他攝政這些年可把這些“富貴”人家得罪了個遍,眼前這鬼財更是得罪得徹底。
柳萬眠咬牙咿咿呀呀道:“不是讓你別出來……”
沈玉謹一把推開了他,直接上去挑釁鬼財:“又是看上了這裡哪位美人的香肩啊鬼財大人?需不需要本王給你帶帶路?”
柳萬眠咬牙低聲:“你還知道香肩呢?哼!趕緊給本少爺滾開啊!我的財神你要是嚇走了我真的就把你給賣了!沈——玉——謹!”
鬼財非常牴觸,撇開了目光:“不用!”
沈玉謹卻沒有打算放過他。
“別嘛!本王也喜歡這裡的美人,聽聞鬼財大人對美人的品味一向很好,本王也想見識見識。走!一起去瞧瞧!”
“……”柳萬眠這一刻想去死!破財的沈玉謹!他的財神爺不會被這貨噁心離開了吧?
柳萬眠趕緊推開沈玉謹,夾著尾巴在鬼財面前哈氣道:“不知鬼財大人前來多有怠慢,您需要什麼價位的美人花酒?小的去這就給您安排。”
鬼財一個眼神充斥著不滿,柳萬眠解釋:“哈哈哈這西南王喝多了,胡言亂語,鬼財大人別生氣啊。”
貼近,道:“鬼財大人您也知道,這廢攝政王剛剛被陛下趕出來,又不讓他回去西南,這下來我的酒樓撒野,趕都趕不走,還把我這酒樓的好酒都糟蹋了,實在讓人惱,要不是武力不敵他,早就想……”

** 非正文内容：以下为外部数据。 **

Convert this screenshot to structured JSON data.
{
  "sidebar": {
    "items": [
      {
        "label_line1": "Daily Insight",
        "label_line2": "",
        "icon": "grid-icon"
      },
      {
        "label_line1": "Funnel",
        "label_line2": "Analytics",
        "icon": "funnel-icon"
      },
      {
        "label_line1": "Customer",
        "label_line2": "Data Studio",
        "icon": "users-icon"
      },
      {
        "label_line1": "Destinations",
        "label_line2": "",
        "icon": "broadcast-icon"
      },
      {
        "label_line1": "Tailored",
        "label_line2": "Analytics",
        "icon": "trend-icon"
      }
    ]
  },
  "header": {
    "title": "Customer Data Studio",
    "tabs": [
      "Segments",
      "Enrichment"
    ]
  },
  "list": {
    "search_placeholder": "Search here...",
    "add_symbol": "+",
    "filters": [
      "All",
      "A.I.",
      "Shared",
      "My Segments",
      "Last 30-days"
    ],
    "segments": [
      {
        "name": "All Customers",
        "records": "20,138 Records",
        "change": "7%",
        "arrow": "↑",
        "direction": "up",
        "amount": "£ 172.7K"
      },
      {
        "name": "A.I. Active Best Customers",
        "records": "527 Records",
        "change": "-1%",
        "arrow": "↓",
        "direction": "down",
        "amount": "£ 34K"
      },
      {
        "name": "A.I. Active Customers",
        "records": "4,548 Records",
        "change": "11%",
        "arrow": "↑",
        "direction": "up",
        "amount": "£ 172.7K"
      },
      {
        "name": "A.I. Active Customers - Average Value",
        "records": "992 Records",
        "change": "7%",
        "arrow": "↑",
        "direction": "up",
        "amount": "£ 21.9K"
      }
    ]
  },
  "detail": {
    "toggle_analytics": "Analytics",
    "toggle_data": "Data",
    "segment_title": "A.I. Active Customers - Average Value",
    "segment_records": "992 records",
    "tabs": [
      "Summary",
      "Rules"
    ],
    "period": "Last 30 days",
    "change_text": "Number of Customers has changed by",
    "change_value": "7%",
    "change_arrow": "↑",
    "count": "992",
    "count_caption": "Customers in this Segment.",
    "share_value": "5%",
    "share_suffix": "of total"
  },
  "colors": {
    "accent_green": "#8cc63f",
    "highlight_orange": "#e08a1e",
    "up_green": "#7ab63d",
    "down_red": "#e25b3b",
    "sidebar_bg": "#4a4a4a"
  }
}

心領神會的眼神互相傳達,鬼財才稍微滿意些,拍了拍他肩膀安慰:“柳老闆放心,遲早有一天我會讓這些礙眼的東西消失。”
“是是是,那就多勞煩鬼財大人了。”
“裡面請!”柳萬眠大聲吆喝:“來人!帶鬼財大人去最好的閣樓叫最好的歌姬伺候!”
這兩個人的悄悄話,讓沈玉謹哭笑不得,柳萬眠喝道:“你!別破我財!”
“不是,我好歹是皇族貴胄,你什麼態度?”模仿他剛剛低頭哈腰的姿勢,“不知鬼財大人前來多有怠慢,您需要什麼價位的美人花酒?小的這就給您安排……”
“你你你沈玉謹你過了啊!”這人死不要臉!
“瞧瞧你帶什麼來,瞧瞧人家掛什麼來!你能比嗎啊?人家來是給我招財的,你呢?”
“別給我惹事!”
“我惹的事,花萬眠會解決的!”說完沈玉謹已經上去了,攔都攔不住!
氣得柳萬眠“啊!”尖叫一聲。
這個時候一位俊俏的小公子悠然而至,他腰很細,闆闆正正的,一身金貴黑,像是黑暗中走出來的蠱師,肩膀盤著一條青蛇,亮得發光,一看就很毒。
“啊,貴客這是來喝花酒還是來泡藥酒啊?”柳萬眠問。
那小公子玩弄著肩膀的小蛇,“聽聞這裡酒最好,泡的藥也最靈!”
“哈哈哈哈,泡藥的啊!”柳萬眠看著眼前這個是個有錢的主,巴巴就跟上去了,“立馬給小公子您安排!”
“哦小公子……”他伸出來手,眼睛吧唧吧唧看著,顯然小公子不明白他什麼意思,柳萬眠道:“小公子是外地人吧?”
小公子點點頭:“剛到雍城不久,雍京繁華,人也多機靈,給我安排最好的閣樓!”
“好的呢貴客,只不過我們這裡的規矩進門先交一千銀票押金。”
一千押金!!!怎不去搶劫呢?
顯然被這個數震驚了。
尷尬一笑,還好錢夠!
拿到押金柳萬眠笑呵呵,大聲吆喝:“來人!過來帶這位貴客去最好的閣樓叫最好的歌姬!拿最好的酒!”